It’s called the Northern Diversity Series and the community of Fort Nelson will play host to the three-day event this weekend.
Held three times before, it’s the brain child of the Northwest Territories-based Arctic Afrocultural Association, a group that reaches out to transplanted Africans, including those of Caribbean descent, who have made the North their new home.
It’s also an added way for the group to showcase the diverse heritages that exist in the African community in music, food, and traditions.
“We apply for funding each year through Heritage Canada,” said the AACA’s Benedict Atta.
“We then choose one community from the north, after discussion with the board.”
Similar events have already been held in Fort Simpson, Hay River, and Yellowknife.

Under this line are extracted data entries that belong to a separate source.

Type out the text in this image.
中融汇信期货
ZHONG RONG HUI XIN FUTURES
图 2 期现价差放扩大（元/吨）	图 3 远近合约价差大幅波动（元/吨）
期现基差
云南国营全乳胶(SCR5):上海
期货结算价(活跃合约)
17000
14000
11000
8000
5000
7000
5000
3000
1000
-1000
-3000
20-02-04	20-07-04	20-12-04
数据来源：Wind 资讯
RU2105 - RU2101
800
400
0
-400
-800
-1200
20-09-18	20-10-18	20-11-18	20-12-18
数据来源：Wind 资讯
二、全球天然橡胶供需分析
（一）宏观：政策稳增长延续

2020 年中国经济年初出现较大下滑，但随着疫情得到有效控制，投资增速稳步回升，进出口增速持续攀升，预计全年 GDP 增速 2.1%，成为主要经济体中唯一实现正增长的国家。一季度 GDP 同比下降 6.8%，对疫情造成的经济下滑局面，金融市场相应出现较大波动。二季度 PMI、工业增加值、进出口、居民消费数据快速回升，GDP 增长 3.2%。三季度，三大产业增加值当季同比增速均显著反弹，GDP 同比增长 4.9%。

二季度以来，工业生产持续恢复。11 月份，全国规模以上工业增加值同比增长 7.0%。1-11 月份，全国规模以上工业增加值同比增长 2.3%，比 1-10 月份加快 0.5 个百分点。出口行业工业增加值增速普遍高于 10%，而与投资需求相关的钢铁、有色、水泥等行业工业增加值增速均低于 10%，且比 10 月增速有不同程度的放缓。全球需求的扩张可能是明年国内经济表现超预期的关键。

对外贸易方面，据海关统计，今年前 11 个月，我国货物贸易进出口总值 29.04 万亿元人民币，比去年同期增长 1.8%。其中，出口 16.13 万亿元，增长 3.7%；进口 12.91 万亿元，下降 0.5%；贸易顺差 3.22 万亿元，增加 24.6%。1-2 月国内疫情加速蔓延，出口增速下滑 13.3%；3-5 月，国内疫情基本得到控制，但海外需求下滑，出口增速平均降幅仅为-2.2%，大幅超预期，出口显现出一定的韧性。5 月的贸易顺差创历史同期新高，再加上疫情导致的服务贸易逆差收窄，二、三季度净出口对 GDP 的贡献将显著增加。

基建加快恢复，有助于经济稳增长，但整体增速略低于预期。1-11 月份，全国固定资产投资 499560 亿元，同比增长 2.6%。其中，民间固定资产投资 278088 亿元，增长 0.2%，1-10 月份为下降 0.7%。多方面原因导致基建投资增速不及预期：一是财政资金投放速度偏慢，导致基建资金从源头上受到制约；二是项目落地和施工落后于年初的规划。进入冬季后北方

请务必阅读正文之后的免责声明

Atta, who’s from west Africa, said the group is a great way to connect with other Africans and similar cultures in otherwise remote communities in this part of the country.
“We also invite other people, other cultures, to get to know us better, the First Nations that we are living with. So, that is why we decided to start this association and display our cultures to others.”
The all-ages event, which will include feature seminars and film screenings, is free of charge.
“We will actually have a Brazilian show Friday and Saturday,” added Atta.
And, no cultural event would be complete without food.
In fact, the association is touting it as “food, fun, and knowledge.’”
It takes place in the gymnasium at Fort Nelson Secondary Friday from 4 p.m. until 8:30, Saturday from 10 a.m. to 5 p.m., and Sunday, for three hours, between 10 a.m. and 1 p.m.